An Oxbow, I learned, is a U-shaped lake that results when a river meanders and curves and eventually cuts itself off so that a lake is left behind.  There is one of these lakes on the property… see the pic above!   The farm actually sits inside a big bend in the Snoqualmie River, so there is river on three sides.   It’s very lovely and I am excited to be so near a body of water.   Looking out to see water or mountains always does something to me as I’m sure it does to all humans — it reminds us of the largeness and wonderfulness of the world.  I guess the correct word is “awe.”  It’s a feeling that used to overwhelm me a little.  When I would get to thinking about the bigger picture I started feeling small and insignificant and unsure of where I could fit into the universe.  My reaction has recently changed, however, so that now I somehow feel more alive and eager and excited when I contemplate the wider world.  It feels like a reminder of how great it is to be here – it gets me out of my little box of self-absorption that I usually walk around in.  It wakes me up to think about appreciating life and the opportunity to be in this world, explore it, taste it as much as possible.  I actually know exactly when this perception shift happened.  In August 2009 when I was in the middle of my “quarter-life crisis,” I took a backpacking trip to the WA coast.  The first couple nights I spent with some friends camping in a woodsy campsite.  The last night, my friends left and I remained there alone.  I moved my tent out to the beach, where I could see no other humans.  I had a long expanse of rocks, sand, gray churning waves, and windy misty skies all to myself.  I had literally moved out of an enclosed space into a place where I was addressing the infinite.  It would be hard not to have a life-changing moment in such a situation; that’s what I had gone there looking for and I found it.  As I walked along the shore by myself I started feeling empowered, optimistic, and *part* of this big world instead of an outside observer.  I came back from the trip eager to get out there and do something meaningful.  Within the next couple of months I found my way to the farm apprenticeship opportunity.

Took a tangent there.  The point is, I’m happy that I’ll have both water and mountains to look at from my front door at the farm this year.

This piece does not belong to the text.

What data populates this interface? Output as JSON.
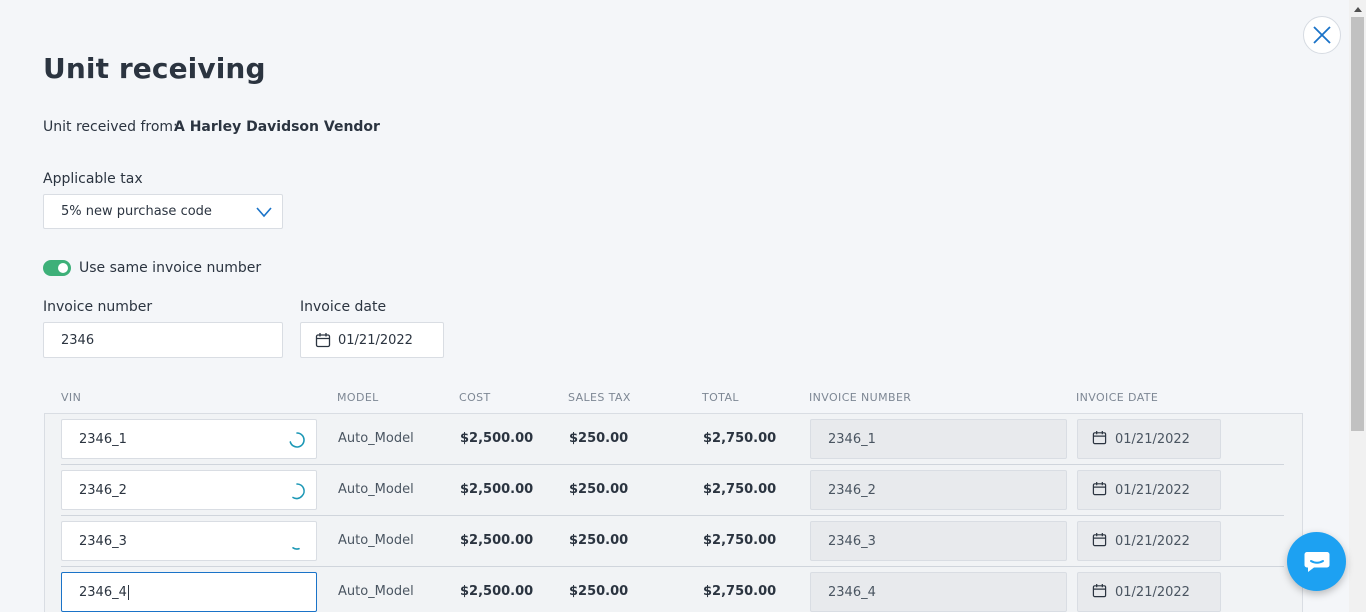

At the moment I’m feeling stretched in between not two but *three* different worlds.  I want to hold on to my ties to the Bainbridge friends & community that I connected with so strongly last year, so I’ve been visiting the island when I can (I’m actually here right  now, housesitting and riding some horsies – yay!)  Secondly, I’m living in Seattle currently and keeping busy with city concerns (work, riding bikes, drum lessons, eating out, drinking, partying… yeesh ;-)).  Thirdly, I’m eager to jump into the Oxbow scene; there’s work to be done already and I’ve been trying to head out that direction occasionally too, to start getting comfortable with the place and people.  So, I’ve been feeling a tad bit scattered.  I want to get my singularity of focus back that I feel has slipped away during my city season.  It may be a hectic March with moving again… I feel like I *just* moved!!  And I’ll be sad to leave Seattle in just a little over a month.  But I’ll be really, really happy to settle in on the new farm and see what 2011 has in store.